Naturbeobachtung und Wanderungen sind die Hauptbeschäftigungen, die man auf Fair Isle ausführen kann, wobei die Vielfalt der Vogelwelt zwar im Vordergrund steht, aber auch eine sehr interessante Flora zu finden ist. Während der Brutzeiten sind nicht alle Flächen der Insel zugänglich, ansonsten kann man sich frei bewegen, sollte aber am Klippenrand Vorsicht walten lassen. Weidezäune sind möglichst an den eingerichteten Stellen zu überqueren. Golfspiel ist möglich, die Ausrüstung ist im Auld Haa mietbar, allerdings sollten viele Bälle mitgenommen werden.

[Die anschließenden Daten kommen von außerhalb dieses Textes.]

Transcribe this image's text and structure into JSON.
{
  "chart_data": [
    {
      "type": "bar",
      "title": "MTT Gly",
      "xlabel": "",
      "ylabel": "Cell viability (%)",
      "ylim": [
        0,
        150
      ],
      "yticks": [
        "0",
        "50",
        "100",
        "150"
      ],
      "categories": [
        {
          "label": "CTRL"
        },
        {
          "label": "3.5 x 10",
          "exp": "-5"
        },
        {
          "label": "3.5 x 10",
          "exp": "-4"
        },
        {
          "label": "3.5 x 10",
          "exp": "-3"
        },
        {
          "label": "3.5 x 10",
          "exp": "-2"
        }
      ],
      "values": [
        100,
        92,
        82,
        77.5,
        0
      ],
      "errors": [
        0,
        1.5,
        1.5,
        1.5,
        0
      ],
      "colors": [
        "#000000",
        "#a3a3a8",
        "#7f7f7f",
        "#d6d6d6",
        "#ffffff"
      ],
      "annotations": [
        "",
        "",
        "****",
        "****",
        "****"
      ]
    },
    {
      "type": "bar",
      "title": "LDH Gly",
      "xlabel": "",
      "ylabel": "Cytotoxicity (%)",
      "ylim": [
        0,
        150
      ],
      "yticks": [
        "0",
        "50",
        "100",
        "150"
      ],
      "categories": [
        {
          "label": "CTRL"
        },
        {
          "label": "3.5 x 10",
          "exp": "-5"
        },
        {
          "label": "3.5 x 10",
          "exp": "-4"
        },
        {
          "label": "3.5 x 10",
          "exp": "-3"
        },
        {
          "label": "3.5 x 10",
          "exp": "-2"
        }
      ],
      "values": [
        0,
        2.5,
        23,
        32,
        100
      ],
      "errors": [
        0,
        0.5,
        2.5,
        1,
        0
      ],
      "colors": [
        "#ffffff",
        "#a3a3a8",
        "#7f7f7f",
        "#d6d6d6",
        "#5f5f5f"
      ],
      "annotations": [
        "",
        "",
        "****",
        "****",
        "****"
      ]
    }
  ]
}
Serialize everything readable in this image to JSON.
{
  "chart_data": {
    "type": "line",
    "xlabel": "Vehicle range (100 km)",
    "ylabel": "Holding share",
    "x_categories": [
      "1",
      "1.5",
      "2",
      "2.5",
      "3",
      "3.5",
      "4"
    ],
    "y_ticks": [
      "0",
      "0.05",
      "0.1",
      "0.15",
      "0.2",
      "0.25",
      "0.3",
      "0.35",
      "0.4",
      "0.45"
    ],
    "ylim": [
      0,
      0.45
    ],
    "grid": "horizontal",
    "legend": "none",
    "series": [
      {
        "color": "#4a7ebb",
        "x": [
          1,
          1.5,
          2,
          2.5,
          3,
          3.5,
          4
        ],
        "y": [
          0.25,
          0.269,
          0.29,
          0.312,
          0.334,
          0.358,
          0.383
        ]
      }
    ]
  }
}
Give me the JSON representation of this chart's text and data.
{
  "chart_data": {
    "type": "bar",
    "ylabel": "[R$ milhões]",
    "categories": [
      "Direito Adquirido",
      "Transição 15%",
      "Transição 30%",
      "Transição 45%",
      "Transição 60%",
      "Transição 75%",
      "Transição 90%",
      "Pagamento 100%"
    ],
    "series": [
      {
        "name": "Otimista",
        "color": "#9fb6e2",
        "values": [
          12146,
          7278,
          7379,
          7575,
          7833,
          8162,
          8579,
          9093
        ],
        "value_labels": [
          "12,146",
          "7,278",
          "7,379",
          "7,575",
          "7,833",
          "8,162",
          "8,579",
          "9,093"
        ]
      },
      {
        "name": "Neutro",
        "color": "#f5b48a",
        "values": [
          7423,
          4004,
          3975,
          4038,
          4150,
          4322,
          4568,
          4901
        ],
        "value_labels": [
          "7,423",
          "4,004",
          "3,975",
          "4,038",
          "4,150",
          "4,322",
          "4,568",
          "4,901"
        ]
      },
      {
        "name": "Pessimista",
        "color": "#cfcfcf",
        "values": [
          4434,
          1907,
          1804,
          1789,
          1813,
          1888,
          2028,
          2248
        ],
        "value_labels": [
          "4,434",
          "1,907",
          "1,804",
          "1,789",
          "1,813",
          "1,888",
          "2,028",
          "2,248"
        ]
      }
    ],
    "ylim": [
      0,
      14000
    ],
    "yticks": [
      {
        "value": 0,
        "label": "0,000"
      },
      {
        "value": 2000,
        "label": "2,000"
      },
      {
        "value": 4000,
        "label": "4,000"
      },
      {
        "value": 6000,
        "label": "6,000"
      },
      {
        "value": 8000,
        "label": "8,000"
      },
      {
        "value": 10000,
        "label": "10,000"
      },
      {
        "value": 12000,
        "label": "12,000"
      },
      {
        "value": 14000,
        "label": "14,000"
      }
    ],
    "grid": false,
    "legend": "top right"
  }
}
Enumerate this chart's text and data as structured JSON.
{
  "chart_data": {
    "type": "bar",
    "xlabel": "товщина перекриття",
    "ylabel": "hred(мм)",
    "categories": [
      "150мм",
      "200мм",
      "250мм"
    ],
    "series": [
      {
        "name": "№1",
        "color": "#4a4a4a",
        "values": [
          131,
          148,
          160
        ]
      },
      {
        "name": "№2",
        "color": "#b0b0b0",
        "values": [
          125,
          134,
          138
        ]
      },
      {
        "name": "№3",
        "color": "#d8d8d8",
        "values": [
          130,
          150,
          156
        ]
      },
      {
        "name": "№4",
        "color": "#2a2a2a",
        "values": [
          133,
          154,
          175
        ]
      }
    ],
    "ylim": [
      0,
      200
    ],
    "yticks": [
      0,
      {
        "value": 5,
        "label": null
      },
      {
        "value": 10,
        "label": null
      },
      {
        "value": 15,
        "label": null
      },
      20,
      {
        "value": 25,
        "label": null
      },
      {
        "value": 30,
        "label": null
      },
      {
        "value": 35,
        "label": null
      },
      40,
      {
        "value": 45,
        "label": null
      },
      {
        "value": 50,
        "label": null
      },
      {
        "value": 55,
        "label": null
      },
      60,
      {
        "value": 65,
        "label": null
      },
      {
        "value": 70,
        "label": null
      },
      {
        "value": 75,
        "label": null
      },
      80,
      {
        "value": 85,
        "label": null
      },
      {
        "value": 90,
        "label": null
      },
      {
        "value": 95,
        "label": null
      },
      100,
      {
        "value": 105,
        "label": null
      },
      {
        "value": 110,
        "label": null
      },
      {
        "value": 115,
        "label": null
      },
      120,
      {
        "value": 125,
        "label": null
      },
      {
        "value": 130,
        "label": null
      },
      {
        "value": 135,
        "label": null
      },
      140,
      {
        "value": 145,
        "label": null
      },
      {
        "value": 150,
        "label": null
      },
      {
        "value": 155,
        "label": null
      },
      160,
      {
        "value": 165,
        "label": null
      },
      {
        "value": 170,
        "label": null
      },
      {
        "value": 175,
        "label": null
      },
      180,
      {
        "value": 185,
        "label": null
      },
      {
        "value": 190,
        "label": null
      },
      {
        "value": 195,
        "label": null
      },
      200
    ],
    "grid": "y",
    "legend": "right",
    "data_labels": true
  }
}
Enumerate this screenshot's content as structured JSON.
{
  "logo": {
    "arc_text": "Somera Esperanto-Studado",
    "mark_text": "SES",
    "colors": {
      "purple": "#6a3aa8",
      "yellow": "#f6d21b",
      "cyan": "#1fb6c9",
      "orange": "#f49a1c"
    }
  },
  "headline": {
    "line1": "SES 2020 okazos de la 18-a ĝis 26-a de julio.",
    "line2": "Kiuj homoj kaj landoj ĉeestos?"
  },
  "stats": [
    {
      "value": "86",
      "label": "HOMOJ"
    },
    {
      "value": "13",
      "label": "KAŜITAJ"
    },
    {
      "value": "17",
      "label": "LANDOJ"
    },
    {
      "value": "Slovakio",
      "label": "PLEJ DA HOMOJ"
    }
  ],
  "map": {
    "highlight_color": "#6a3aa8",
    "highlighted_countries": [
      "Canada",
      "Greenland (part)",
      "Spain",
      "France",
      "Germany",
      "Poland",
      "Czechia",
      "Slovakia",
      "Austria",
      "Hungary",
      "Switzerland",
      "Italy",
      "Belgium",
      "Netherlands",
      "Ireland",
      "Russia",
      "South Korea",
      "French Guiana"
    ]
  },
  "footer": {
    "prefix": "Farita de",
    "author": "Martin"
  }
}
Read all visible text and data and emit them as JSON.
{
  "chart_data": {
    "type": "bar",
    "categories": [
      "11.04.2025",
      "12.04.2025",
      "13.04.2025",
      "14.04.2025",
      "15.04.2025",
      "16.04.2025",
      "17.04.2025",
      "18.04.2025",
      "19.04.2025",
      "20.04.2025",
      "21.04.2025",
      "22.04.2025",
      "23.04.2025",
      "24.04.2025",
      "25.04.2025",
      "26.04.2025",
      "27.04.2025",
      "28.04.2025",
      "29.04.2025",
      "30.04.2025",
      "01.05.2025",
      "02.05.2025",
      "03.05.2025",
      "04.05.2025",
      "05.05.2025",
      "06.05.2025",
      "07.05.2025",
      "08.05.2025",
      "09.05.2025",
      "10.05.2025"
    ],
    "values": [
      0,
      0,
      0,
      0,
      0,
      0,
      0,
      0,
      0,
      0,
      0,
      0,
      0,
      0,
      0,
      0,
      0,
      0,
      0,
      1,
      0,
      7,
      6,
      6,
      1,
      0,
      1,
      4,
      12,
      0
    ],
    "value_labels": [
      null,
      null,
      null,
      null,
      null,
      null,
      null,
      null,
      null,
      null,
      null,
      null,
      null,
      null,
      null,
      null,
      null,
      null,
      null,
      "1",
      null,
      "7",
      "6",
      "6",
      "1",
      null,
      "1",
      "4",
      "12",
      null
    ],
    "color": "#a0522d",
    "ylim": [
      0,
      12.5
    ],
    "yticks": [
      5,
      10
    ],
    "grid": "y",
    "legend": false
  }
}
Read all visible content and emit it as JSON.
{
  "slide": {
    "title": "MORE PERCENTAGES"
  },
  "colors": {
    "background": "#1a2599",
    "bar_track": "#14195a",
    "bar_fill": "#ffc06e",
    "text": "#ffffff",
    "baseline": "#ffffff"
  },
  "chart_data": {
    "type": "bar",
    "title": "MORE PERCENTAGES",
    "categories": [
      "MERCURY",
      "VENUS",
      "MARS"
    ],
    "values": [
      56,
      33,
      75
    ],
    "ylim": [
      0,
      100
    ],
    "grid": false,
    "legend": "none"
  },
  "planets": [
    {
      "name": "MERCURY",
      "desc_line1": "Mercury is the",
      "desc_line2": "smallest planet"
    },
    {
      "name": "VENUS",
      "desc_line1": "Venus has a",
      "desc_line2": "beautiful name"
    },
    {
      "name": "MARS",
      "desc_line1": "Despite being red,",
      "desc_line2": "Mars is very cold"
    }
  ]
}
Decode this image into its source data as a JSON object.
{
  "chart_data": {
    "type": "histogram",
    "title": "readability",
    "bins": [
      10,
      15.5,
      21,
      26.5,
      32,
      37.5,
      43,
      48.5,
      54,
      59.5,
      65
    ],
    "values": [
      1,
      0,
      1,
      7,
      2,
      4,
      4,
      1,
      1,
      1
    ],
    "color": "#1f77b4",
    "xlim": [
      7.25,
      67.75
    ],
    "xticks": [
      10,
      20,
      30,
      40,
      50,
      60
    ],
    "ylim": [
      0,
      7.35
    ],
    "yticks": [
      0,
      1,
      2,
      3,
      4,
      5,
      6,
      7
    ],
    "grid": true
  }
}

Segler sind im Nordhafen willkommen, Anlegeplätze vorhanden.

Sehenswert

Neben den beeindruckenden und vielfältigen Naturschönheiten sind das Museum, die Leuchttürme und das Vogelobservatorium einen Besuch wert. Besondere Attraktion sind die Überreste eines deutschen Kampfflugzeuges, welches im Januar 1941 hier abstürzte. Drei Besatzungsmitglieder überlebten den Unfall und wurden gefangen genommen.